(500) Days of Summer is not your typical happily-ever-after romantic comedy. The film begins with a witty narration that exposes it to moviegoers as a simple story of boy meets girl.
The opening commentary also prepares you for the movie's ending by stressing that it is, by no means, a love story. So instead of wondering if things will work out in the end between Tom Hansen (played by Joseph Gordon-Levitt) and Summer Finn (Zooey Deschanel), the suspense lies in finding out why things didn't work out when the two seem right for one another.
The film is a realistic and amusing portrayal of a boy in love with a girl who has completely different ideals and beliefs about love than he does.
Tom, who believes very strongly in the power of love, falls for Summer, an independent woman whose casual approach both repels her from getting involved in a relationship and misleads Tom. The chemistry between Gordon-Levitt and Deschanel is tangible throughout the film, allowing the audience to easily share their emotions.

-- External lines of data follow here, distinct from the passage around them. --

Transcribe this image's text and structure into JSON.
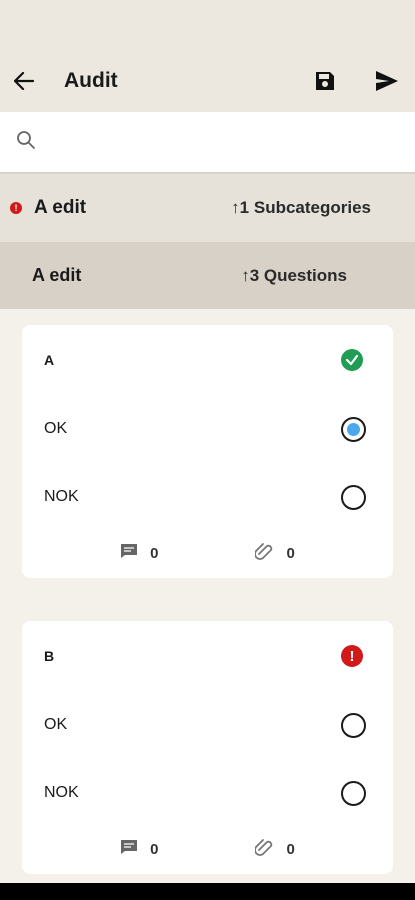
{
  "app_bar": {
    "title": "Audit"
  },
  "search": {
    "placeholder": "",
    "value": ""
  },
  "category": {
    "name": "A edit",
    "count_label": "↑1 Subcategories"
  },
  "subcategory": {
    "name": "A edit",
    "count_label": "↑3 Questions"
  },
  "questions": [
    {
      "label": "A",
      "status": "ok",
      "options": [
        {
          "label": "OK",
          "selected": true
        },
        {
          "label": "NOK",
          "selected": false
        }
      ],
      "comments": "0",
      "attachments": "0"
    },
    {
      "label": "B",
      "status": "error",
      "options": [
        {
          "label": "OK",
          "selected": false
        },
        {
          "label": "NOK",
          "selected": false
        }
      ],
      "comments": "0",
      "attachments": "0"
    }
  ],
  "colors": {
    "accent": "#4aa8ec",
    "ok": "#1f9d55",
    "error": "#d21919"
  },
  "icons": [
    "back-arrow-icon",
    "save-icon",
    "send-icon",
    "search-icon",
    "comment-icon",
    "attachment-icon"
  ]
}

The movie's unique style forces you to question your own beliefs on love, provoking and even changing previous conceptions. The charming quality about this film is that it doesn't allow for any Hollywood exaggerations on love affairs, yet it represents the recognizable truths known all-too-well in almost any relationship.
Director Marc Webb uses brilliant techniques to tickle your emotions, clearly stating the vast differences between expectations and reality, and the sad truth when reality prevails. Through a series of flashbacks and flash-forwards, he displays the major changes in Tom's emotions that Summer all-too-easily affects.
The writing is ingenious, giving the movie a quirky charm with lines that will have the viewer's stomach in knots. The music chosen for the film also falls into place well among the various scenes.
Webb created a perfectly balanced array of humor and pain that will no doubt make the moviegoer walk out of the theater with an irrepressible grin and that warm-fuzzy feeling, even if it's not the ending they may have wanted. Somehow, this falling-out-of-love movie that touches on all of the unappealing sides of love - the confusion, the misunderstandings, the failures in a relationship - became the feel-good movie of the year.
An original approach, charming music and witty writing blend together in what is undoubtedly the best movie of the summer, and so far, the best movie of the year.